P07-25
Predicting Antibody Stability pH Values from Amino Acid Sequences: Leveraging Protein Language Models for Formulation Optimization
Takuya TSUTAOKA *1, Noriji KATO1, Toru NISHINO1, Yuanzhong LI1, Masahito OHUE2
1Bio Science & Engineering Laboratory, FUJIFILM Corporation
2School of Computing, Institute of Science Tokyo
( * E-mail: takuya.tsutaoka@fujifilm.com )
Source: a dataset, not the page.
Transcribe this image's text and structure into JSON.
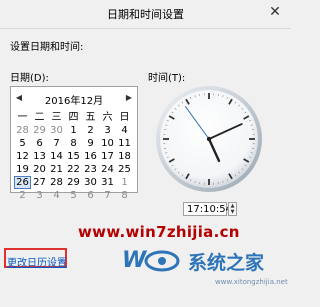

Monoclonal antibodies (mAbs) offer significant therapeutic benefits; however, their formulation requires careful optimization to prevent instability, such as aggregation and thermal degradation. Standard practices for determining optimal formulation conditions rely on time-consuming and costly wet lab experiments. Therefore, we developed a machine learning-based approach to predict the optimal pH value for stabilizing mAbs using only their amino acid sequences. Briefly, amino acid sequences were input into a protein language model to extract features, which were then used in a regression model to predict the pH values. We compiled an original dataset of 56 commercially available mAbs and obtained their pH values from publicly available FDA documentation. The performance of our approach was evaluated using a 10-fold cross-validation method, assessing the correlation coefficient between the predicted and actual pH values. Due to the absence of directly relevant methods, we established a baseline by comparing various combinations of elements, including different antibody domains, protein language models, and regression models. We also conducted feature engineering to enhance the predictive performance by incorporating structural information and descriptors. Our approach achieved a high Pearson correlation coefficient of 0.88. This result complements that of wet lab experiments and highlights the potential of increasing the efficiency and cost-effectiveness of optimizing the conditions for mAb formulation.